Wichtig erscheint mir ebenfalls, dass die Gesellschaft die Arbeit im Handwerk und in der gewerblichen Wirtschaft wieder wertschätzt. Es wird immer noch die Vorstellung vermittelt, ein Studium und sei es noch so inhaltleer, sei wertvoller als eine Berufsausbildung als Handwerker. Deutschland hat es versäumt, hier einen Perspektivwechsel bei der Wahrnehmung der klassischen Ausbildungsberufe herbeizuführen. Und die Folge ist, dass wir zu viele Akademiker in nicht berufsqualifizierenden Studiengängen haben und zu wenig Leute, die im Handwerksbetrieb oder in der Werkshalle arbeiten und für unsere Volkswirtschaft Wertschöpfung betreiben.

Und ich glaube, die jetzige Politik befördert das auch noch. Ich denke da nur an das Thema „Homeoffice“. Das macht handwerkliche Berufe noch unattraktiver, weil man bei diesen Berufen nicht mit dem Laptop vom Küchentisch aus arbeiten kann. Das ist natürlich eine Arbeitskultur, die konkurrenzlos ist gegenüber der Werkshalle.

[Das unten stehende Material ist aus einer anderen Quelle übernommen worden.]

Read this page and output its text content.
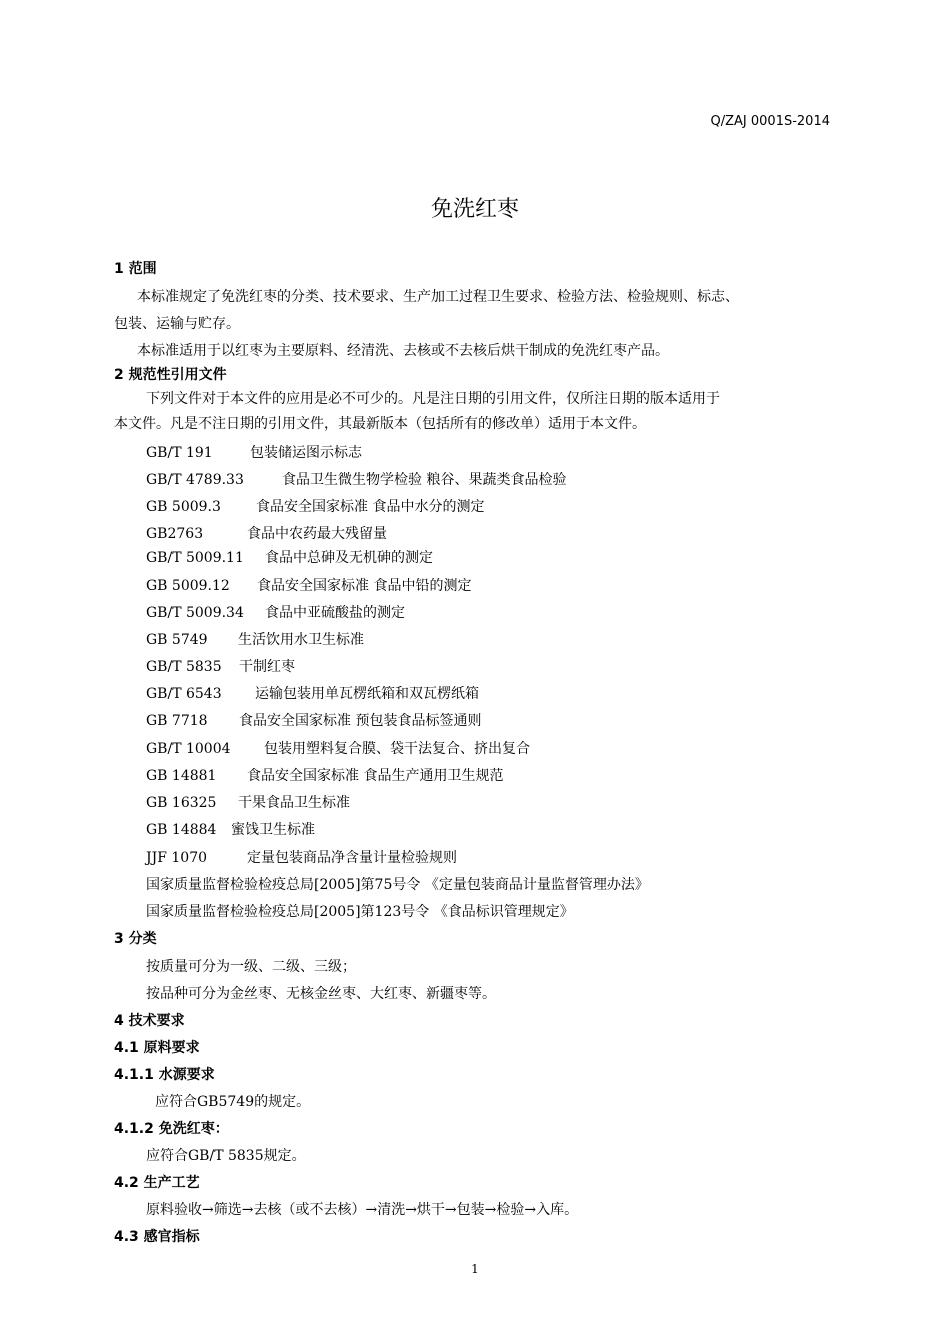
Q/ZAJ 0001S-2014
免洗红枣
1 范围
本标准规定了免洗红枣的分类、技术要求、生产加工过程卫生要求、检验方法、检验规则、标志、
包装、运输与贮存。
本标准适用于以红枣为主要原料、经清洗、去核或不去核后烘干制成的免洗红枣产品。
2 规范性引用文件
下列文件对于本文件的应用是必不可少的。凡是注日期的引用文件，仅所注日期的版本适用于
本文件。凡是不注日期的引用文件，其最新版本（包括所有的修改单）适用于本文件。
GB/T 191	包装储运图示标志
GB/T 4789.33	食品卫生微生物学检验 粮谷、果蔬类食品检验
GB 5009.3	食品安全国家标准 食品中水分的测定
GB2763	食品中农药最大残留量
GB/T 5009.11 食品中总砷及无机砷的测定
GB 5009.12 食品安全国家标准 食品中铅的测定
GB/T 5009.34 食品中亚硫酸盐的测定
GB 5749 生活饮用水卫生标准
GB/T 5835 干制红枣
GB/T 6543 运输包装用单瓦楞纸箱和双瓦楞纸箱
GB 7718 食品安全国家标准 预包装食品标签通则
GB/T 10004 包装用塑料复合膜、袋干法复合、挤出复合
GB 14881 食品安全国家标准 食品生产通用卫生规范
GB 16325 干果食品卫生标准
GB 14884 蜜饯卫生标准
JJF 1070	定量包装商品净含量计量检验规则
国家质量监督检验检疫总局[2005]第75号令 《定量包装商品计量监督管理办法》
国家质量监督检验检疫总局[2005]第123号令 《食品标识管理规定》
3 分类
按质量可分为一级、二级、三级；
按品种可分为金丝枣、无核金丝枣、大红枣、新疆枣等。
4 技术要求
4.1 原料要求
4.1.1 水源要求
应符合GB5749的规定。
4.1.2 免洗红枣：
应符合GB/T 5835规定。
4.2 生产工艺
原料验收→筛选→去核（或不去核）→清洗→烘干→包装→检验→入库。
4.3 感官指标
1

Alexander Wallasch: Zu der von Ihnen angesprochenen Bürokultur hat Sascha Lobo, der Spiegel-Kolumnist, vor Jahren mal ein Buch geschrieben mit dem Titel „Wir nennen es Arbeit“.

Noch etwas anderes: Ich merke an unseren Gesprächsterminen, wie schnell die Zeit vergeht und stelle erschrocken fest, wie wenig sich Zeit verlangsamen lässt, um sie ein bisschen bewusster wahrzunehmen. Womöglich ist Bewusstheit schon der Schlüssel zur Verlangsamung. Und damit wären wir dann irgendwo in der asiatischen Philosophie. Können Sie es besser als ich?

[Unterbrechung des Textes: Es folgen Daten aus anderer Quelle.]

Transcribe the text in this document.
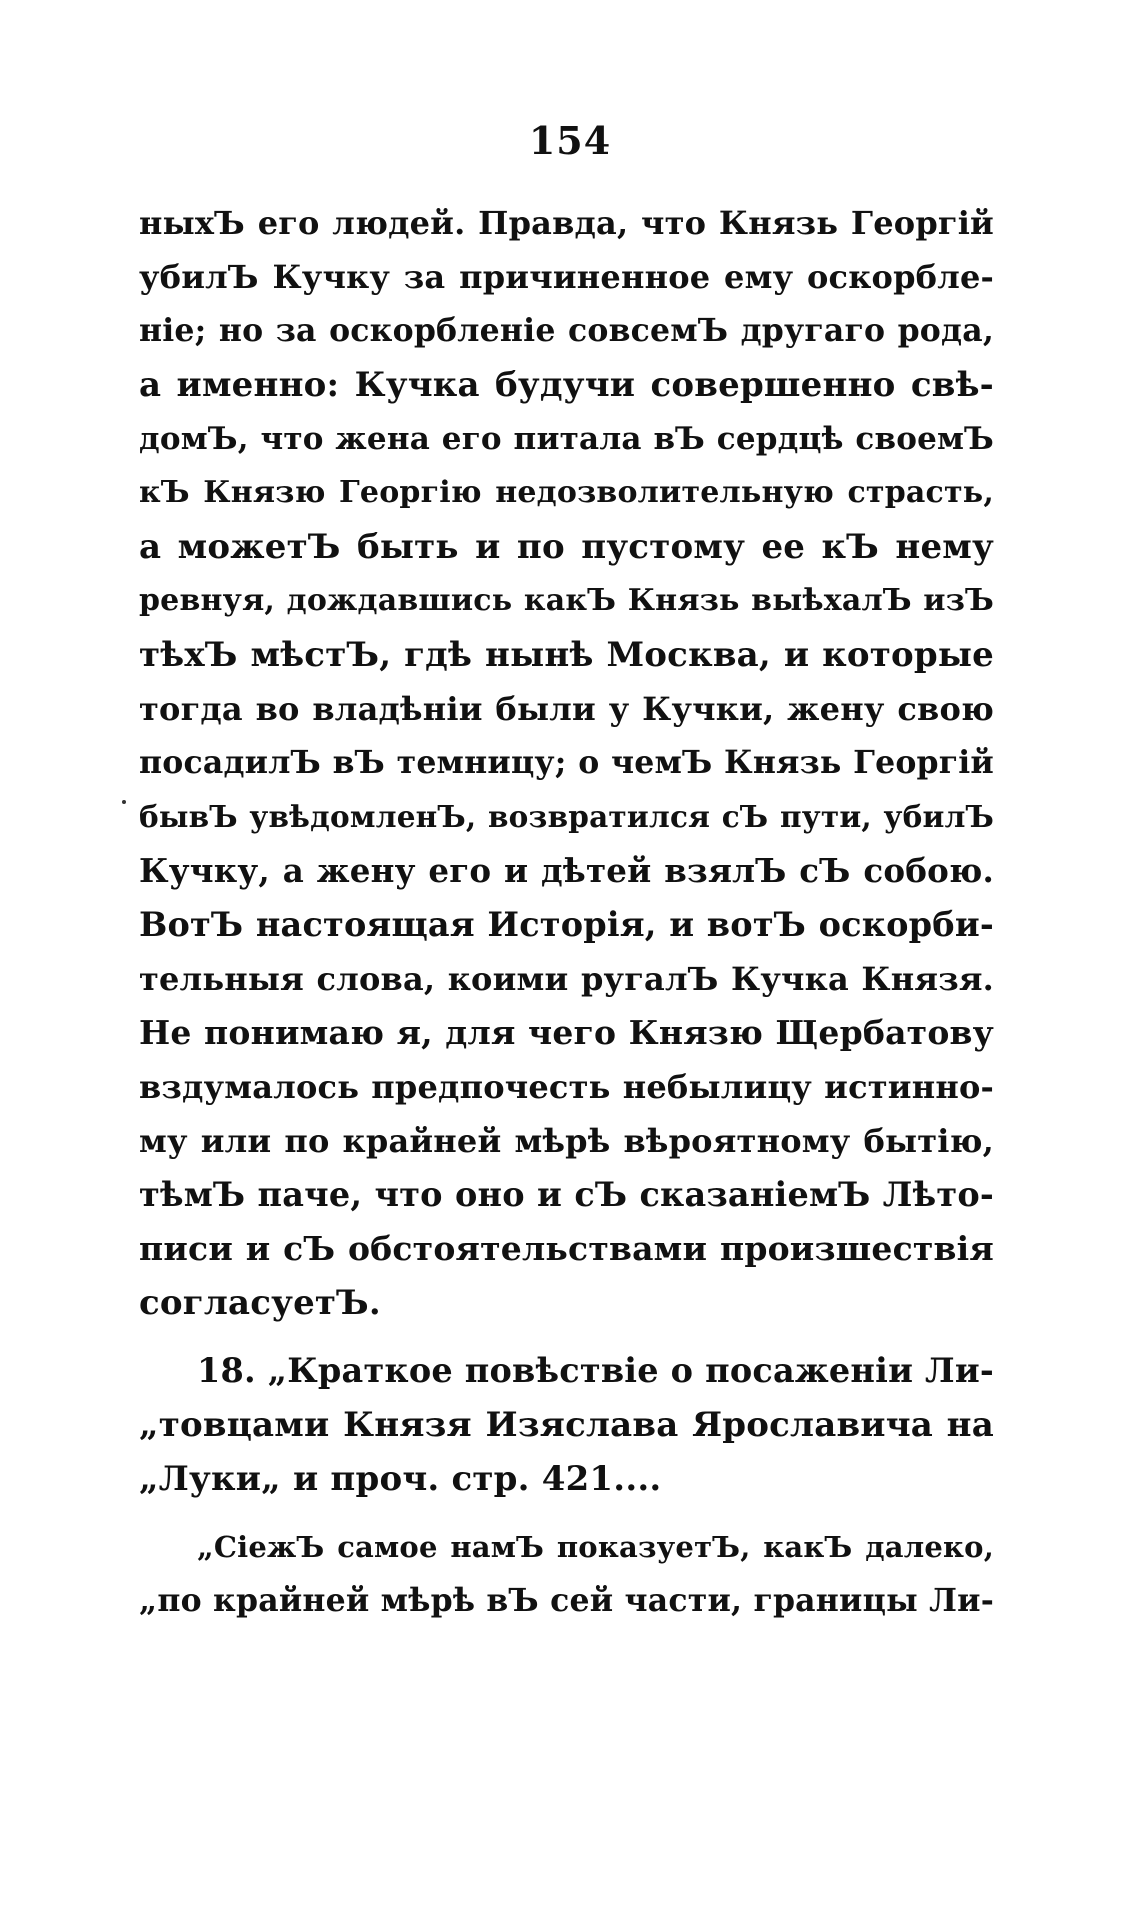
154
ныхЪ его людей. Правда, что Князь Георгій
убилЪ Кучку за причиненное ему оскорбле-
ніе; но за оскорбленіе совсемЪ другаго рода,
а именно: Кучка будучи совершенно свѣ-
домЪ, что жена его питала вЪ сердцѣ своемЪ
кЪ Князю Георгію недозволительную страсть,
а можетЪ быть и по пустому ее кЪ нему
ревнуя, дождавшись какЪ Князь выѣхалЪ изЪ
тѣхЪ мѣстЪ, гдѣ нынѣ Москва, и которые
тогда во владѣніи были у Кучки, жену свою
посадилЪ вЪ темницу; о чемЪ Князь Георгій
бывЪ увѣдомленЪ, возвратился сЪ пути, убилЪ
Кучку, а жену его и дѣтей взялЪ сЪ собою.
ВотЪ настоящая Исторія, и вотЪ оскорби-
тельныя слова, коими ругалЪ Кучка Князя.
Не понимаю я, для чего Князю Щербатову
вздумалось предпочесть небылицу истинно-
му или по крайней мѣрѣ вѣроятному бытію,
тѣмЪ паче, что оно и сЪ сказаніемЪ Лѣто-
писи и сЪ обстоятельствами произшествія
согласуетЪ.
18. „Краткое повѣствіе о посаженіи Ли-
„товцами Князя Изяслава Ярославича на
„Луки„ и проч. стр. 421....
„СіежЪ самое намЪ показуетЪ, какЪ далеко,
„по крайней мѣрѣ вЪ сей части, границы Ли-
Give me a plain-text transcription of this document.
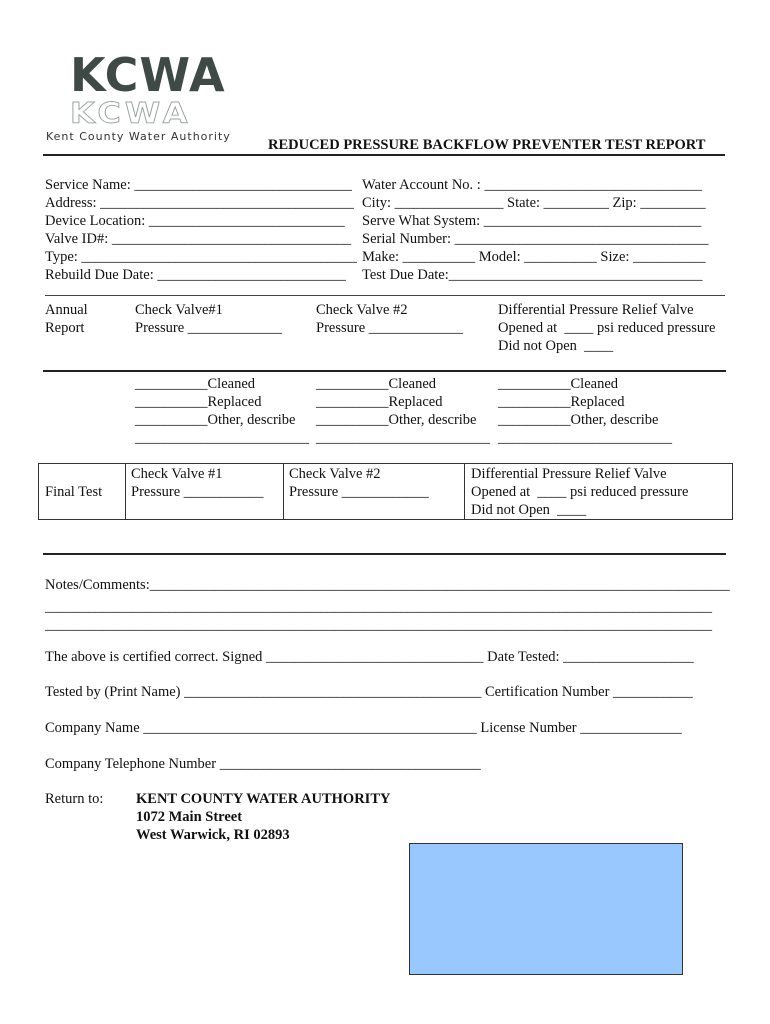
KCWA
KCWA
Kent County Water Authority
REDUCED PRESSURE BACKFLOW PREVENTER TEST REPORT
Service Name: ______________________________
Address: ___________________________________
Device Location: ___________________________
Valve ID#: _________________________________
Type: ______________________________________
Rebuild Due Date: __________________________
Water Account No. : ______________________________
City: _______________ State: _________ Zip: _________
Serve What System: ______________________________
Serial Number: ___________________________________
Make: __________ Model: __________ Size: __________
Test Due Date:___________________________________
Annual
Report
Check Valve#1
Pressure _____________
Check Valve #2
Pressure _____________
Differential Pressure Relief Valve
Opened at  ____ psi reduced pressure
Did not Open  ____
__________Cleaned
__________Replaced
__________Other, describe
________________________
__________Cleaned
__________Replaced
__________Other, describe
________________________
__________Cleaned
__________Replaced
__________Other, describe
________________________
Final Test
Check Valve #1
Pressure ___________
Check Valve #2
Pressure ____________
Differential Pressure Relief Valve
Opened at  ____ psi reduced pressure
Did not Open  ____
Notes/Comments:________________________________________________________________________________
____________________________________________________________________________________________
____________________________________________________________________________________________
The above is certified correct. Signed ______________________________ Date Tested: __________________
Tested by (Print Name) _________________________________________ Certification Number ___________
Company Name ______________________________________________ License Number ______________
Company Telephone Number ____________________________________
Return to: KENT COUNTY WATER AUTHORITY
1072 Main Street
West Warwick, RI 02893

Hans-Georg Maaßen: Vermutlich ist die Termindichte und Themenmenge, mit der Sie sich beschäftigen sehr hoch. Ich kenne das. Die Details verblassen wegen der Vielzahl an Themen, mit denen man sich beschäftigt. Man erinnert sich bestenfalls nur noch an die Themen, nicht mehr an die Details. Und das ist ein ähnliches Gefühl, als wenn sie sich an Geschehnisse zurückerinnern wollen, die schon länger zurückliegen.

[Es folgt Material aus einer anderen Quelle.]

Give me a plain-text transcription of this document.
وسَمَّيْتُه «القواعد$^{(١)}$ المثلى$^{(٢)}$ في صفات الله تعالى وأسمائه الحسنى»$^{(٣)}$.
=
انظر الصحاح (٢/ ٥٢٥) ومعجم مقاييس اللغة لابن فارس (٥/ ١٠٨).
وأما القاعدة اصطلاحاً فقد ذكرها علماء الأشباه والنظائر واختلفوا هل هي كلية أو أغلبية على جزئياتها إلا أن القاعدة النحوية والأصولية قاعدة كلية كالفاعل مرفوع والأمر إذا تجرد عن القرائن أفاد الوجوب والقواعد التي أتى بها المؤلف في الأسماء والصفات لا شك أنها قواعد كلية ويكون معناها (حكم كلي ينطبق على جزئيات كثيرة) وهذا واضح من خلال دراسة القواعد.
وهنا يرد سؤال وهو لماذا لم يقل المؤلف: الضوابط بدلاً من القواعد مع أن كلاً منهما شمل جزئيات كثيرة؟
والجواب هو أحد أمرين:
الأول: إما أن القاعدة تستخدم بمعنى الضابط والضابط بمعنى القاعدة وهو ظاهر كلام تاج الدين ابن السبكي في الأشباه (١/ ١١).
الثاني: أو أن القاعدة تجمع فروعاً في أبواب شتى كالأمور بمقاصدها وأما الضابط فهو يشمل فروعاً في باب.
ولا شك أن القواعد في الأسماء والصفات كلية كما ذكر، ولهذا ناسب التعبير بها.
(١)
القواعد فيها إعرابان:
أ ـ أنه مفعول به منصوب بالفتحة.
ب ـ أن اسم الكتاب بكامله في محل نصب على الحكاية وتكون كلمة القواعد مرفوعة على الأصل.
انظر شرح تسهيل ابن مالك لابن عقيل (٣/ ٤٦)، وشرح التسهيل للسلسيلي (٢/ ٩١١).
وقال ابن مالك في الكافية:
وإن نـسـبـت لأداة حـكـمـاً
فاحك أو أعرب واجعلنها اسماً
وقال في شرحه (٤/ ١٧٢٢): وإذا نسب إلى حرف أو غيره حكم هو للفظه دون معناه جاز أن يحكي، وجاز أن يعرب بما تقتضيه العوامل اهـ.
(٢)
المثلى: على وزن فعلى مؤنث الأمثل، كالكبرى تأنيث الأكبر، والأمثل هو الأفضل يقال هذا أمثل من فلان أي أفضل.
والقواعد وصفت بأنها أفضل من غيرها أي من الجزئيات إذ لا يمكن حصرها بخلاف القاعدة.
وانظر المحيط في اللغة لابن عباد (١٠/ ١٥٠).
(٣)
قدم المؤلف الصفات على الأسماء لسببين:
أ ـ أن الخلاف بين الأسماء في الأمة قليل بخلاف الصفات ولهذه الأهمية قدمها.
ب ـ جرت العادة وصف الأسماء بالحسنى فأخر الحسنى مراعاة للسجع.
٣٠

Auch da sind die Details schon verblasst, weil sich in der Zwischenzeit schon viel ereignet hat. Sie sollten sich am Tag Zeitfenster schaffen, am besten morgens oder abends, einfach nur zum Nachdenken, zum Nachlesen oder um zurückzublicken. Ich notiere in meinem Notizbuch meine Gespräche, Telefonate und manches, was ich erledigt habe, um mich später leichter daran erinnern zu können. Und am Ende der Woche lese ich alles durch, was ich mir notiert habe, um das nochmal zu memorieren. Dadurch erinnere ich mich daran, was ich alles in recht kurzer Zeit gemacht habe.

Alexander Wallasch: Kann es sein, dass das Aufschreiben selbst auch schon ein Prozess des Festhaltens sein kann?

Hans-Georg Maaßen: Natürlich ist es ein Prozess des Festhaltens. Man muss es noch nicht einmal aufschreiben. Wenn ich nichts zu schreiben habe oder gerade Auto fahre, fasse ich gedanklich oder durch lautes Vorsprechen die gerade geführten Gespräche noch einmal zusammen, um mir das besser einzuprägen. Und damit das besser haften bleibt, versuche ich mich auch an die Gesprächsumstände und an Banales aus dem Gespräch zu erinnern, damit das Gespräch in der Erinnerung Farbe bekommt.

Alexander Wallasch: Wenn ich das einmal versuche, in einem Satz zusammenzufassen, was schwerlich nicht geht, könnte man sagen: Um Zeit festzuhalten, muss man sich notwendigerweise Zeit nehmen. Wäre das so ein Fazit?

Hans-Georg Maaßen: Natürlich. Wenn man sich nicht die Zeit nimmt, seine Axt zu schärfen, dann wird man ewig brauchen, um mit einer stumpfen Axt einen Baum zu fällen. Von daher muss man sich auch die Zeit nehmen, gedanklich das Erlebte zu wiederholen und zu genießen.

Alexander Wallasch: Vielen Dank für das Gespräch!